Botti di fine anno, in Sicilia 3 feriti gravi

Botti di fine anno, in Sicilia 3 feriti gravi

Complessivamente in Italia i festeggiamenti per il Capodanno fanno registrare una diminuzione degli incidenti

Immancabile come ogni anno arriva il bilancio dei feriti per i botti del 31 dicembre. In Sicilia sono state otto le persone rimaste ferite di cui tre gravi.

In provincia di Siracusa sono state quattro le persone che hanno fatto ricorso alle cure dei medici per ferite causate dalle esplosioni. A Lentini un uomo ha perso il polpastrello di un dito della mano sinistra, a Siracusa un 64enne ha subìto un grave trauma alla mano destra con perdita di tre dita. Sempre a Siracusa e ad Avola altri due incidenti senza gravi conseguenze.
Anche a Palermo quattro feriti. All'ospedale Civico sono arrivati un uomo di 56 anni con una ferita alla mano destra e una prognosi di 10 giorni e un giovane di 23 anni. Le sue condizioni sono più gravi. Ha una prognosi di 40 giorni e si trova ricoverato in chirurgia plastica per una grave ferita all'arto. Al Policlinico è stato medicato un uomo di 63 anni, anche lui con una ferita alla mano per i petardi. La prognosi è di 10 giorni. All'ospedale Cervello è stato curato un uomo di 37 anni: le sue condizioni sono serie, ha una prognosi di 40 giorni.
A Messina, un 26enne incensurato è giunto al Pronto soccorso dell'Ospedale Papardo con una ferita d'arma da fuoco al gluteo destro. Dai primi accertamenti è emerso che il giovane è stato ferito accidentalmente mentre si trovava in strada nei pressi della propria abitazione.

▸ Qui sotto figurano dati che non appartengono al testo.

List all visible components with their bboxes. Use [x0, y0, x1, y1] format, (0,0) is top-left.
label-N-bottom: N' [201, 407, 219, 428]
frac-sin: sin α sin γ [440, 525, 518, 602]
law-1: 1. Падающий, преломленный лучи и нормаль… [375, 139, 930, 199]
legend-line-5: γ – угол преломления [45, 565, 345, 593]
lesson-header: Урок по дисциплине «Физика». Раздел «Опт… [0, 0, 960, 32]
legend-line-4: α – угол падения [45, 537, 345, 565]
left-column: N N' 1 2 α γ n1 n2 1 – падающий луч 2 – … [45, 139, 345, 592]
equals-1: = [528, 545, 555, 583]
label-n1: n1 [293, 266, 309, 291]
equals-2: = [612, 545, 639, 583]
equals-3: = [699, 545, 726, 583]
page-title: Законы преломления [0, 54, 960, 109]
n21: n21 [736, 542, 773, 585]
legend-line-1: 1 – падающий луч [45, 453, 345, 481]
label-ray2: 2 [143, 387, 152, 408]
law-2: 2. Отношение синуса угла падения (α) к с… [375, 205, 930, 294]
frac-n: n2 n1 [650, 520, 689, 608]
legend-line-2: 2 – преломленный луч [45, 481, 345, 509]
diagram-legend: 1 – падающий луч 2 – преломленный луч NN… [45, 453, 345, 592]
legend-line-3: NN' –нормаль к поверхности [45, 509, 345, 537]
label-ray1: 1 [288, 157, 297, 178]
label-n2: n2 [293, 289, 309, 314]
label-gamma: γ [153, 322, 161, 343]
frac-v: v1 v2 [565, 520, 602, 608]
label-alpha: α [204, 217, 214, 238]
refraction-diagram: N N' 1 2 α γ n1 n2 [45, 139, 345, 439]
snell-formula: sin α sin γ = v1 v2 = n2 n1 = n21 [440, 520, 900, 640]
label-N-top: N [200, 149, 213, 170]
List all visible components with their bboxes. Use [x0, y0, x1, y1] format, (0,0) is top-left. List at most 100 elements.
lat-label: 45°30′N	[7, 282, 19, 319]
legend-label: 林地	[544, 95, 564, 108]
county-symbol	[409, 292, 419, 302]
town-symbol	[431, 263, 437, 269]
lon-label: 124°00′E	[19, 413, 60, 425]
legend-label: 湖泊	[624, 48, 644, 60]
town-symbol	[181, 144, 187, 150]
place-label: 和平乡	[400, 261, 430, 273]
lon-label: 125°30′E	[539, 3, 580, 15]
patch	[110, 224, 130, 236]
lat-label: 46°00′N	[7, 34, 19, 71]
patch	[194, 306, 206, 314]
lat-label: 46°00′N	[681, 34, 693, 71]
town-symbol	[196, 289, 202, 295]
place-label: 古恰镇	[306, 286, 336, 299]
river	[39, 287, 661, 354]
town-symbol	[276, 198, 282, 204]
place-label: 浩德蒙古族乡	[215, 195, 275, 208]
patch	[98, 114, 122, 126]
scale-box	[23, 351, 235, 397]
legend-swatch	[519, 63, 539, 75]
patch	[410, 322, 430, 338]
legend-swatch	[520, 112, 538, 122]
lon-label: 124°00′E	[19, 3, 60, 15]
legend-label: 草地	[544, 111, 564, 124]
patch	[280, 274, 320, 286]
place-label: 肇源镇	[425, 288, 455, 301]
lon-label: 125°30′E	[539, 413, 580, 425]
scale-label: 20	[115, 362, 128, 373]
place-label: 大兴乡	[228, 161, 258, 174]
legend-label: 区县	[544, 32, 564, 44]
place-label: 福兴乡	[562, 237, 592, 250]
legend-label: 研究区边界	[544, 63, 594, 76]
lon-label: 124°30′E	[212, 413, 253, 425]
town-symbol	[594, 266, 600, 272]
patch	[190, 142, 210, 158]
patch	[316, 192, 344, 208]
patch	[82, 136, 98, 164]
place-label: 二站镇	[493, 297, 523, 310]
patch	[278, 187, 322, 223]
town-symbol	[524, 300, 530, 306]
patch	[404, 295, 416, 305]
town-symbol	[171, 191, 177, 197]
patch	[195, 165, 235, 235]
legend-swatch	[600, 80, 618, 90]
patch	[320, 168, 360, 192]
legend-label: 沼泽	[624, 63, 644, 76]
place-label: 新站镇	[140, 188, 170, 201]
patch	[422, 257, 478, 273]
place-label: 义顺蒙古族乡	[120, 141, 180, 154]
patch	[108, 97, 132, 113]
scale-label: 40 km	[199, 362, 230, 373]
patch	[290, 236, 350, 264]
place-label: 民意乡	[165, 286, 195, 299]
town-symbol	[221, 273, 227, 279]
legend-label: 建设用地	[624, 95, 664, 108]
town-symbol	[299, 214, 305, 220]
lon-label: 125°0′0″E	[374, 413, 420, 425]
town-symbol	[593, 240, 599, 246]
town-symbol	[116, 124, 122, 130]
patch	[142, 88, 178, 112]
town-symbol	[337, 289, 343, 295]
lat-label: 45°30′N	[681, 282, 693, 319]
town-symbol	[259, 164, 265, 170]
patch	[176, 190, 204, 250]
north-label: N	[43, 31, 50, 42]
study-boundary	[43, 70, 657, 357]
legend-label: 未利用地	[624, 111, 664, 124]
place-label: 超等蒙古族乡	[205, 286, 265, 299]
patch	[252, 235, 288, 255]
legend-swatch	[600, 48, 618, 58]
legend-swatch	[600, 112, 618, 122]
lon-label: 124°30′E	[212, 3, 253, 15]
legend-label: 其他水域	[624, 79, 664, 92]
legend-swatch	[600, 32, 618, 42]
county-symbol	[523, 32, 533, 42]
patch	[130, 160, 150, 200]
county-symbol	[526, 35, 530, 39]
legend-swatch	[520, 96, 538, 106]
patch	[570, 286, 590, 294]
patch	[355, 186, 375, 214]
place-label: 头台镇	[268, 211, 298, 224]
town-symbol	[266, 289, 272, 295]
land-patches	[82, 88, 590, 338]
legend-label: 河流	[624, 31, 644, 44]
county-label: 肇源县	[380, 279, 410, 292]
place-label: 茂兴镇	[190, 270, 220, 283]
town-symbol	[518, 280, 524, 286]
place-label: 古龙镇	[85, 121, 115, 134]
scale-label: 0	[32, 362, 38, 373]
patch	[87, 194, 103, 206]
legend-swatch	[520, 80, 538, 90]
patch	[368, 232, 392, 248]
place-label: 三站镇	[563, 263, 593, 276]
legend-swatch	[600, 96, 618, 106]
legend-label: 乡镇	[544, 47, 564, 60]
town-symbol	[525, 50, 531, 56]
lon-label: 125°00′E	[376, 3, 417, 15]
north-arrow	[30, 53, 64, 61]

Eppure complessivamente in Italia i festeggiamenti per il Capodanno fanno registrare una diminuzione degli incidenti dovuti ai botti. In particolare, fa sapere la polizia nel consueto bilancio di inizio anno, non si registrano episodi mortali e il numero dei feriti, 184 (di cui 44 ricoverati), è in calo rispetto ai 190 dello scorso anno. Si registra invece un incremento dei ferimenti dovuti all'uso delle armi da fuoco (6 rispetto ai 3 dell'anno scorso). Aumenta anche il numero dei minori feriti, 48 rispetto ai 38 dell'anno scorso. In particolare i dati diffusi dal Dipartimento di pubblica sicurezza fanno registrare 168 casi di ferimenti lievi (erano 174 l'anno scorso) con prognosi inferiore o uguale ai 40 giorni; 12 invece i feriti più gravi (16 l'anno passato), con prognosi superiore ai 40 giorni.
Con particolare riguardo ai ferimenti di minori si registra un incremento del dato complessivo: sono 48 i minorenni che hanno riportato lesioni mentre lo scorso anno erano stati 38, in maggioranza infradodicenni (22 casi), mentre é sceso il numero degli incidenti che hanno coinvolti ragazzi tra i 13 e i 17 anni, 19 rispetto ai 22 dell'anno scorso.

Ancora una volta gli episodi più gravi devono essere ricondotti, secondo il Dipartimento di pubblica sicurezza, "all'uso sconsiderato di prodotti pirotecnici illegali". Di particolare rilievo sono gli episodi registrati a Bari dove presso l'Ospedale Policlinico sono stati ricoverati, con prognosi riservata 2 ragazzi albanesi di 25 anni e un 16enne che ha riportato ferite agli arti tali da far valutare la possibilità dell'amputazione di una mano. Inoltre un uomo di 25 anni ricoverato per lesioni causate dallo scoppio di pirotecnici.
Dal 2014 in Italia non si registrano, fortunatamente, incidenti mortali durante i festeggiamenti per il Capodanno. Gli ultimi decessi si sono verificati nel 2013, quando erano morte due persone in Campania e 361 erano rimaste ferite in tutta Italia.